The Gentile Gnostics called God “the Fullness” (the Pleroma), and they wanted to be absorbed into God and partake of this fullness. They emphasized that they were the ones who had the secret knowledge of the universe and that they had access to the spirit-world of angelic beings who gave them wisdom and understanding.

Similarly, the Judaizing proto-Gnostics believed that through their traditions they had the secret keys to the wisdom of the Old Testament. These secret keys, they said, were given by angels to Moses on Mount Sinai, but never written down.

Paul attacked these heresies head-on. First, he contrasted the prideful knowledge of the Judaizers and Gnostics by saying that true knowledge comes from prayer, personal conversation with the living God. Thus, Paul emphasized that he was praying that the Colossians will be given true knowledge.

Second, true knowledge is not attained by human works but is given by God in response to prayer, and it is found in the Bible, which God has written for us. We don’t earn it and we don’t deserve it, but we are given it freely by God.

Third, unlike the Judaizers and Gnostics, who felt that they had attained to the fullness of knowledge, the Christian is aware of how ignorant he is and seeks more and more to understand the Bible. True Christians are never satisfied with a “simple faith.” The more they learn, the more they know there is to learn.

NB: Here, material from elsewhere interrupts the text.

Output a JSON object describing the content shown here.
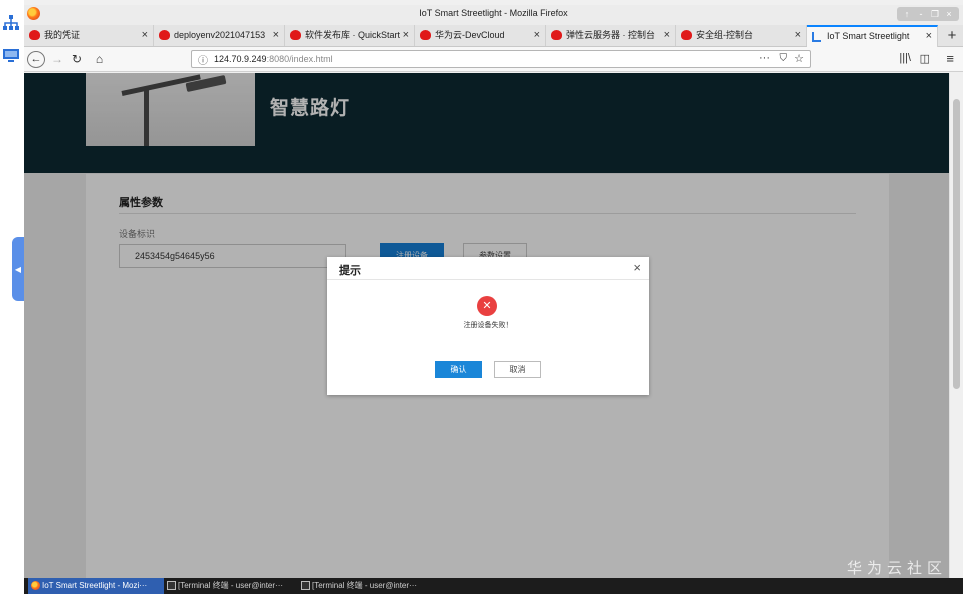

Fourth, Paul’s word for knowledge here is not mere gnosis but epignosis. The prefix epi intensifies the noun, so that an epi-skopos is a supervisor (both skopos and visor mean “watcher”) or in English, and overseer. The Christian, unlike the pitiful puffed-up Gnostic, is an epi-Gnostic!

Fifth, the Christian needs no angels and spirit-beings to give him knowledge. He has the Holy Spirit, who is God Himself, as teacher; so that his wisdom is spiritual, imparted by the Spirit. Finally, by using the terms “wisdom and understanding,” Paul points back to the Old Testament, Proverbs in particular, to show where this true knowledge is found: in the written Bible.

Do you hunger and thirst for the fullness of godly knowledge? You can have it if you (1) pray daily for the gift of spiritual guidance, and (2) study the Bible diligently. Are you involved in a Bible study program, something that goes beyond these blog posts? If not, join one.